When should you update your estate plan?
The New Year is traditionally a time to clear the deck and start fresh. This makes the early months of the year a fine time to revisit your estate plan. Make sure it is current and reflects changes in your life -- events, sentiments, income level, tax structure, etc. An outdated estate plan is dangerous; it can result in confusion and resentment among loved ones, not to mention unwanted taxes or a contested will.
A sudden occurrence, like an unexpected death or a change in health status, can make your previous decisions obsolete in an instant. Since at the time life-changing events occur we are usually not focused on our wills or estate plans, it is important to plan regular meetings with a highly qualified estate planning attorney to make sure our ducks are in a (recently reviewed) row.
Reasons Your Estate Plan May Require Changes
There are a great many personal reasons, both joyous and painful, that your estate plan may have to be re-evaluated. These include the following:
Addition to the Family
The birth or adoption of a child changes the constellation of the family and you will want to adjust your estate plan accordingly. Not only will you probably want to make the new member of your family a beneficiary, but you (and your spouse or partner, if you have one) will want to choose a guardian for the child if you become unable to care for him or her. In these days of blended families, the addition to your family may come in the form of stepchild as well.
Although the divorce rate finally seems to be dropping, families continue to split frequently. If you go through a divorce, you will no doubt want to take steps to change your beneficiaries. Furthermore, when your children marry, you may want to initiate changes to product your heirs from their own potential divorces.
In the event that you remarry, you will probably want to make changes to your estate plan to include your new spouse and your stepchildren, particularly if they are young. These arrangements may be complex, and there may be a prenuptial or postnuptial agreement involved, so it is essential that you make such changes with the legal guidance of an adept estate planning attorney.
Illness or Injury
Life has a way of surprising us in both good and bad ways. If you or a member of your family is seriously injured or becomes gravely ill or disabled, surely your estate plan will have to be altered to reflect this. You will want to provide for necessary and extended care in your absence and yet protect any benefits the loved one is entitled to.
Changes in Tax Laws
Consulting with your estate planning attorney regularly is also necessary because tax laws change and can affect your plans for the future. Your lawyer will be able to protect your assets on the one hand, and take advantage of any new legislation on the other. If you have moved to another state, the probate laws may be different; this is another area in which your estate planning attorney can keep you safe.

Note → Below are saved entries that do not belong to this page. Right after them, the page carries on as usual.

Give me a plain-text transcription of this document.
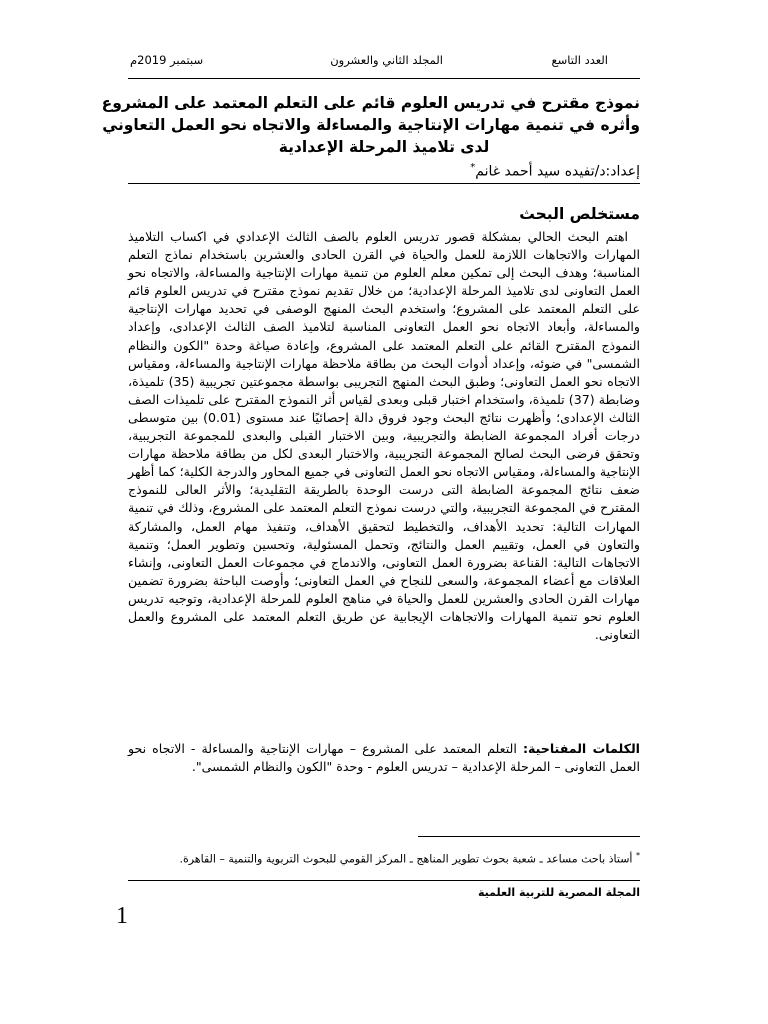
العدد التاسع
المجلد الثاني والعشرون
سبتمبر 2019م
نموذج مقترح في تدريس العلوم قائم على التعلم المعتمد على المشروع
وأثره في تنمية مهارات الإنتاجية والمساءلة والاتجاه نحو العمل التعاوني
لدى تلاميذ المرحلة الإعدادية
إعداد:د/تفيده سيد أحمد غانم*
مستخلص البحث

اهتم البحث الحالي بمشكلة قصور تدريس العلوم بالصف الثالث الإعدادي في اكساب التلاميذ المهارات والاتجاهات اللازمة للعمل والحياة في القرن الحادى والعشرين باستخدام نماذج التعلم المناسبة؛ وهدف البحث إلى تمكين معلم العلوم من تنمية مهارات الإنتاجية والمساءلة، والاتجاه نحو العمل التعاونى لدى تلاميذ المرحلة الإعدادية؛ من خلال تقديم نموذج مقترح في تدريس العلوم قائم على التعلم المعتمد على المشروع؛ واستخدم البحث المنهج الوصفى في تحديد مهارات الإنتاجية والمساءلة، وأبعاد الاتجاه نحو العمل التعاونى المناسبة لتلاميذ الصف الثالث الإعدادى، وإعداد النموذج المقترح القائم على التعلم المعتمد على المشروع، وإعادة صياغة وحدة "الكون والنظام الشمسى" في ضوئه، وإعداد أدوات البحث من بطاقة ملاحظة مهارات الإنتاجية والمساءلة، ومقياس الاتجاه نحو العمل التعاونى؛ وطبق البحث المنهج التجريبى بواسطة مجموعتين تجريبية (35) تلميذة، وضابطة (37) تلميذة، واستخدام اختبار قبلى وبعدى لقياس أثر النموذج المقترح على تلميذات الصف الثالث الإعدادى؛ وأظهرت نتائج البحث وجود فروق دالة إحصائيًا عند مستوى (0.01) بين متوسطى درجات أفراد المجموعة الضابطة والتجريبية، وبين الاختبار القبلى والبعدى للمجموعة التجريبية، وتحقق فرضى البحث لصالح المجموعة التجريبية، والاختبار البعدى لكل من بطاقة ملاحظة مهارات الإنتاجية والمساءلة، ومقياس الاتجاه نحو العمل التعاونى في جميع المحاور والدرجة الكلية؛ كما أظهر ضعف نتائج المجموعة الضابطة التى درست الوحدة بالطريقة التقليدية؛ والأثر العالى للنموذج المقترح في المجموعة التجريبية، والتي درست نموذج التعلم المعتمد على المشروع، وذلك في تنمية المهارات التالية: تحديد الأهداف، والتخطيط لتحقيق الأهداف، وتنفيذ مهام العمل، والمشاركة والتعاون في العمل، وتقييم العمل والنتائج، وتحمل المسئولية، وتحسين وتطوير العمل؛ وتنمية الاتجاهات التالية: القناعة بضرورة العمل التعاونى، والاندماج في مجموعات العمل التعاونى، وإنشاء العلاقات مع أعضاء المجموعة، والسعى للنجاح في العمل التعاونى؛ وأوصت الباحثة بضرورة تضمين مهارات القرن الحادى والعشرين للعمل والحياة في مناهج العلوم للمرحلة الإعدادية، وتوجيه تدريس العلوم نحو تنمية المهارات والاتجاهات الإيجابية عن طريق التعلم المعتمد على المشروع والعمل التعاونى.

الكلمات المفتاحية: التعلم المعتمد على المشروع – مهارات الإنتاجية والمساءلة - الاتجاه نحو العمل التعاونى – المرحلة الإعدادية – تدريس العلوم - وحدة "الكون والنظام الشمسى".

* أستاذ باحث مساعد ـ شعبة بحوث تطوير المناهج ـ المركز القومي للبحوث التربوية والتنمية – القاهرة.
المجلة المصرية للتربية العلمية
1
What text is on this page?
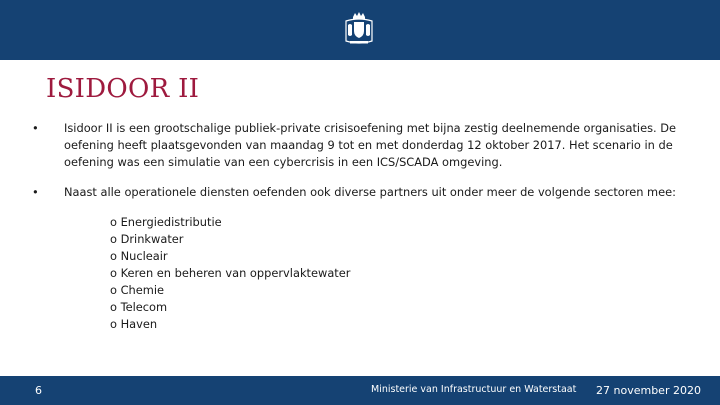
ISIDOOR II
• Isidoor II is een grootschalige publiek-private crisisoefening met bijna zestig deelnemende organisaties. De oefening heeft plaatsgevonden van maandag 9 tot en met donderdag 12 oktober 2017. Het scenario in de oefening was een simulatie van een cybercrisis in een ICS/SCADA omgeving.
• Naast alle operationele diensten oefenden ook diverse partners uit onder meer de volgende sectoren mee:
o Energiedistributie
o Drinkwater
o Nucleair
o Keren en beheren van oppervlaktewater
o Chemie
o Telecom
o Haven
6	Ministerie van Infrastructuur en Waterstaat 27 november 2020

Changes in the Value of Your Assets
Any substantial change in your assets -- whether you get a raise, lose your job or your pension, retire, receive an inheritance or win the lottery -- means that you have to go over your estate plan to make any necessary changes.
Death in the Family
If a member of your family who was a designated beneficiary, executor, or guardian passes away,
in addition to grieving you will have to rework your estate plan to keep it current.
You Want to Add or Subtract a Beneficiary
Change is constant. You may have an altered relationship with someone close that makes you want to add or remove that individual as a beneficiary, or alter distribution of assets. You also may be moved to add or subtract a particular charity from your list, depending on recent experiences.
No matter how unexciting or routine your life may seem to be, it is essential that you review your estate plan with a competent knowledgeable attorney with some regularity. Letting too much time lapse between reviews of your earlier decisions puts your assets and your loved ones at risk.